Sunrise mission


I have always been terrible at writing blogs. In all honesty, I never know what to say, so I have definitely shy'd away from doing them but then I always end up finding myself reading other peoples, getting inspired by them & being interested in what those people have to say. So here goes, my first blog post on my new website.


Kicking this all off with this epic shoot at Southerndown with this awesome couple. I've struggled the last few years to find 'my style'. I've known what I want it to be but I've struggled to portray it. Trying to build a style while trying to grow a business is tough and you can't really pick and choose who or what you are shooting as it's all about getting your name out there and just doing a damn good job. It has always been my sole purpose of my business to create art for everyone I work with. I don't want to just take a photo and hand it over. I want you to look at your photos and absolutely love what you see.

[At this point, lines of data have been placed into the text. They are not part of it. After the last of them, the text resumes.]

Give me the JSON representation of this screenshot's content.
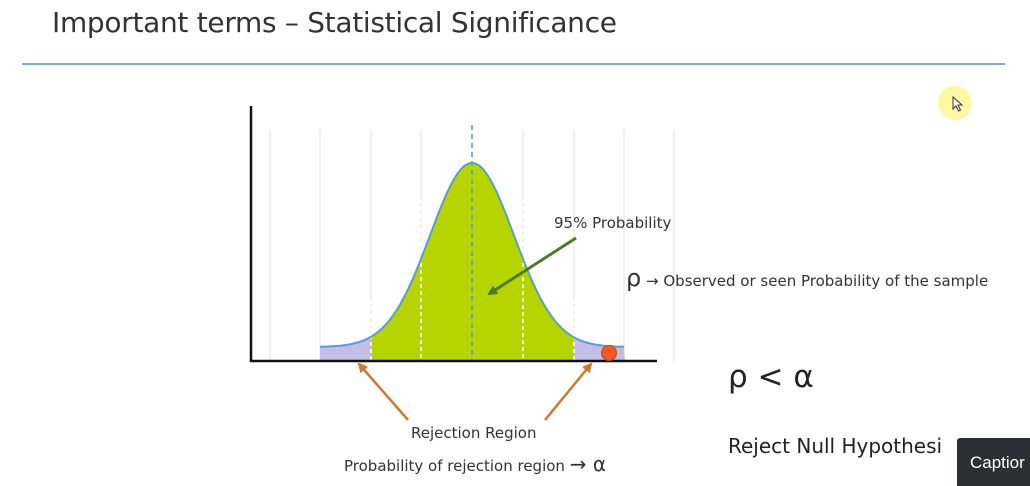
{
  "header": {
    "title": "Important terms – Statistical Significance"
  },
  "diagram": {
    "label_probability": "95% Probability",
    "label_rejection_region": "Rejection Region",
    "label_rejection_probability": "Probability of rejection region",
    "label_rejection_arrow_symbol": "→ α",
    "rho_symbol": "ρ",
    "rho_arrow": "→",
    "rho_definition": "Observed or seen Probability of the sample",
    "inequality": "ρ < α",
    "conclusion": "Reject Null Hypothesi",
    "colors": {
      "center_fill": "#b5d400",
      "tail_fill": "#c3bee5",
      "curve": "#5b9bd5",
      "arrow_green": "#4f7a2a",
      "arrow_orange": "#d17a2e",
      "sample_dot": "#f15a24"
    }
  },
  "controls": {
    "caption_button": "Captior"
  },
  "cursor": {
    "icon": "mouse-pointer-icon",
    "highlight": "#fff799"
  }
}
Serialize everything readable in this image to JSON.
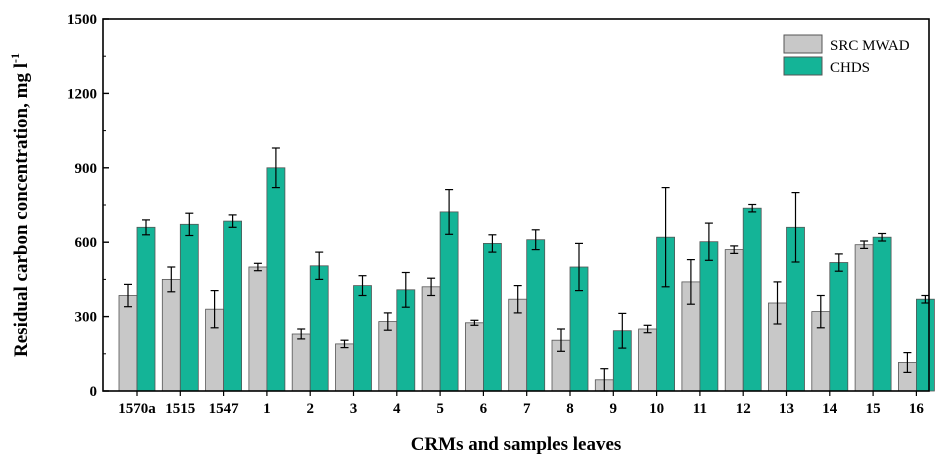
{
  "chart_data": {
    "type": "bar",
    "xlabel": "CRMs and samples leaves",
    "ylabel": "Residual carbon concentration, mg l",
    "ylabel_superscript": "-1",
    "ylim": [
      0,
      1500
    ],
    "yticks": [
      "0",
      "300",
      "600",
      "900",
      "1200",
      "1500"
    ],
    "categories": [
      "1570a",
      "1515",
      "1547",
      "1",
      "2",
      "3",
      "4",
      "5",
      "6",
      "7",
      "8",
      "9",
      "10",
      "11",
      "12",
      "13",
      "14",
      "15",
      "16"
    ],
    "legend_position": "top-right",
    "grid": false,
    "series": [
      {
        "name": "SRC MWAD",
        "color": "#c8c8c8",
        "values": [
          385,
          450,
          330,
          500,
          230,
          190,
          280,
          420,
          275,
          370,
          205,
          45,
          250,
          440,
          570,
          355,
          320,
          590,
          115
        ],
        "errors": [
          45,
          50,
          75,
          15,
          20,
          15,
          35,
          35,
          10,
          55,
          45,
          45,
          15,
          90,
          15,
          85,
          65,
          15,
          40
        ]
      },
      {
        "name": "CHDS",
        "color": "#14b497",
        "values": [
          660,
          672,
          685,
          900,
          505,
          425,
          408,
          722,
          595,
          610,
          500,
          243,
          620,
          602,
          737,
          660,
          518,
          620,
          370
        ],
        "errors": [
          30,
          45,
          25,
          80,
          55,
          40,
          70,
          90,
          35,
          40,
          95,
          70,
          200,
          75,
          15,
          140,
          35,
          15,
          15
        ]
      }
    ]
  }
}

I've wanted to put a focus on couples for so long but time was just never on my side. I worked full time for years doing jobs I hated while working on this on the side. Most weeks were 7 day weeks with very little time for myself. I've been so lucky to have been able to work mostly with families up until now and you have all been epic. If you're reading this and you have had a family session with me, please know, YOU GOT ME HERE.


I love families + I nailed my style a long time ago with them which I'm super proud of but I've never felt I've given my all to my couples which made me really annoyed with myself. A lot of it is fear of getting it wrong, or not doing something they will like. Fear sucks + has 100% slowed my growth in all areas of my work.

One good thing I will say for lockdown, it's made me re-evaluate everything I do, made me look seriously at the work I've already done and given me the biggest kick up the ass to get out and do what I know I need to do.